Neuer RSI-Direktor: «Wir sprechen offen von einer Krise»
Seit dem 1. April ist Mario Timbal (43) neuer Direktor des Schweizer Radios und Fernsehens italienischer Sprache RSI. Im Gespräch mit der MEDIENWOCHE spricht Timbal über das angeschlagene Image der RSI und die Krise der SRG: Die Unternehmenskultur zu ändern, sei ein langer Prozess.

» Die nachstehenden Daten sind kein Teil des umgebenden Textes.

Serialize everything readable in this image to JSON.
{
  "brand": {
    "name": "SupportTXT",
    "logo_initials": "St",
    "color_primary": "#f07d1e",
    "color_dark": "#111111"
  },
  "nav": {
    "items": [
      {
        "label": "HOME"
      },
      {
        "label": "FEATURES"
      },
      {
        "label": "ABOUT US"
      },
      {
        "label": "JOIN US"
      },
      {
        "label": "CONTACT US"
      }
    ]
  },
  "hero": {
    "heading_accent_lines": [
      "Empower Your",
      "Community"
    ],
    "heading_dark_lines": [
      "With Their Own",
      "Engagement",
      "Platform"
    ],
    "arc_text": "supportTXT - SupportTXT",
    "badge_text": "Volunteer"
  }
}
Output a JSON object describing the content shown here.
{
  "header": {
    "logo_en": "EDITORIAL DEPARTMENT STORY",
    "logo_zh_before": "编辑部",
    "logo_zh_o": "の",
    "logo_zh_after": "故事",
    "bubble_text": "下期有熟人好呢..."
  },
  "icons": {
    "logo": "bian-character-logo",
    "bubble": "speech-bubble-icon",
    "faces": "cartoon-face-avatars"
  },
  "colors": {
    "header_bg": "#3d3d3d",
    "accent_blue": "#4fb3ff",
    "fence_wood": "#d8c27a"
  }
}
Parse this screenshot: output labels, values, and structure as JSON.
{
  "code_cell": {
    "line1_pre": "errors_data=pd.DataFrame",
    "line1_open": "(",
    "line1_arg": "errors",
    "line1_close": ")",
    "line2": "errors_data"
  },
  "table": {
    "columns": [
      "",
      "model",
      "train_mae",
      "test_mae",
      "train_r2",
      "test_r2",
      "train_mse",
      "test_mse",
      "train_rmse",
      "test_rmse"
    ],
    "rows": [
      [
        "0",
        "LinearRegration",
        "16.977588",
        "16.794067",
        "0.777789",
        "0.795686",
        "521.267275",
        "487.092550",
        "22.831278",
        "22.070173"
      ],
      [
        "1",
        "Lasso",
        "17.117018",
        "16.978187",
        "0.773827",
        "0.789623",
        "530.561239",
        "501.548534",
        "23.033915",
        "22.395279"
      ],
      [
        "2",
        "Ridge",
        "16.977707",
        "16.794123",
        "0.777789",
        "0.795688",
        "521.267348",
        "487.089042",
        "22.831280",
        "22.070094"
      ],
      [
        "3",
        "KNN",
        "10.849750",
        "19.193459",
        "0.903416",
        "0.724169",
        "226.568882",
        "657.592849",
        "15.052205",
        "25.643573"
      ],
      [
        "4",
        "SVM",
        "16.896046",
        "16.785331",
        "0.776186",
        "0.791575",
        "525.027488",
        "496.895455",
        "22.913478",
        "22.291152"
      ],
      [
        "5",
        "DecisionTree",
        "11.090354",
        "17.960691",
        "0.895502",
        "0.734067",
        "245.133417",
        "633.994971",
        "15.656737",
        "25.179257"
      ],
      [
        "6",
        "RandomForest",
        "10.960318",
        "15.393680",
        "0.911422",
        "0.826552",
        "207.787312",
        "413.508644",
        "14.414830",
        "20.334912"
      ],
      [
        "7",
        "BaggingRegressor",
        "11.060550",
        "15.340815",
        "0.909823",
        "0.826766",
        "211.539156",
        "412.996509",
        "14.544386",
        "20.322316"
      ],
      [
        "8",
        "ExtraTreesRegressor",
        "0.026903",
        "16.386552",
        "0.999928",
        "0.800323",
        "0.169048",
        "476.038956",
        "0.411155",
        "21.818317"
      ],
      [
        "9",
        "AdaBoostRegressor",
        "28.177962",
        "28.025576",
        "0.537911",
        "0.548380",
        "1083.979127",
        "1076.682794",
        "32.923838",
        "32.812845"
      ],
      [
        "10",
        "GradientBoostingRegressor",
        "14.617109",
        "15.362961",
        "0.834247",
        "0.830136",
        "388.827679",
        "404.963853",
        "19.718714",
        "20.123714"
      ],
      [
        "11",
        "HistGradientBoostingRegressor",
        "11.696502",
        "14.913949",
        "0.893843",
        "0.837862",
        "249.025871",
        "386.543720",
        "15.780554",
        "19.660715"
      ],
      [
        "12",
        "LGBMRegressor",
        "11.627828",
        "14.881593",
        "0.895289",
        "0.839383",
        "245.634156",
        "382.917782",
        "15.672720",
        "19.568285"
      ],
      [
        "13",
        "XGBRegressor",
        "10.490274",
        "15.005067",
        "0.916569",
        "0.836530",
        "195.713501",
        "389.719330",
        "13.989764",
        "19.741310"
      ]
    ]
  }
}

Im letzten Dezember hat der SRG-Verwaltungsrat Mario Timbal zum neuen RSI-Direktor gewählt als Nachfolger von Maurizio Canetta. Eine wichtige Rolle für diesen Entscheid spielte neben den anerkannten Manager-Fähigkeiten die Tatsache, dass mit Timbal eine valable externe Kandidatur vorlag. Die Favoritin für das Amt, die langjährige Vize-Direktorin und Programmchefin Milena Foletti, hatte als interne Kandidatin das Nachsehen. Sie hat das Unternehmen inzwischen verlassen. Als Sohn der früheren Bundesanwältin Carla del Ponte weckte Timbal auch in der Deutschschweiz das Interesse an seiner Person, wo man sonst von RSI kaum Notiz nimmt. Sein Büro befindet sich am RSI-Sitz in Lugano Comano, im sechsten Stock des Hauptgebäudes. Dort fand auch das Gespräch statt.
—
Zur Person
MEDIENWOCHE:
Während sich in der Regel Spitzenkräfte 100 Tage Zeit lassen bis zu einer ersten Bilanz, haben Sie bereits nach zwölf Tagen die lokalen Medien eingeladen, an einem Mitarbeitendengespräch teilzunehmen. Warum?
Mario Timbal:
Im Vordergrund stand die Kontaktaufnahme mit allen Mitarbeiterinnen und Mitarbeitern. Wegen der Pandemie konnte dieses Treffen leider nicht physisch stattfinden, sondern nur online. Viele Mitarbeitende befinden sich im Homeoffice. Mit der Öffnung für Journalisten der italienischen Schweiz wollten wir ein Zeichen der Transparenz setzen. Gemäss dem Grundsatz: Wir haben nichts zu verbergen.
MEDIENWOCHE:
So entstand aber der Eindruck, RSI verstehe sich in erster Linie als Kantonssender, nicht als nationaler Sender.
Timbal:
Dieser Eindruck mag entstanden sein, es war aber nicht unsere Absicht. RSI ist für mich ganz klar ein nationaler SRG-Sender italienischer Sprache.
MEDIENWOCHE:
Trotz dieser nationalen Komponente ist der starke Fokus auf das Regionale bei RSI augenfällig.
Timbal:
Das liegt einfach am Referenzraum. SRF hat viele Deutschschweizer Kantone als Referenzgebiet. Wir haben das Tessin und Italienisch-Graubünden, auch wenn wir auf viele Nutzer ennet des Gotthards zählen können. Das Interview mit einem Tessiner Staatsrat auf RSI hat im Verhältnis ein höheres Gewicht als beispielsweise das Interview eines Regierungsrats eines deutschsprachigen Kantons auf SRF. Das liegt in der Natur der Sache, zumal wir eine Sprachminderheit repräsentieren. Tatsächlich besteht in dieser Ausgangslage eine gewisse Gefahr zur Selbstschau, und deshalb ist es mir so wichtig, das Verhältnis zwischen der italienischen Schweiz und der restlichen Schweiz zu stärken.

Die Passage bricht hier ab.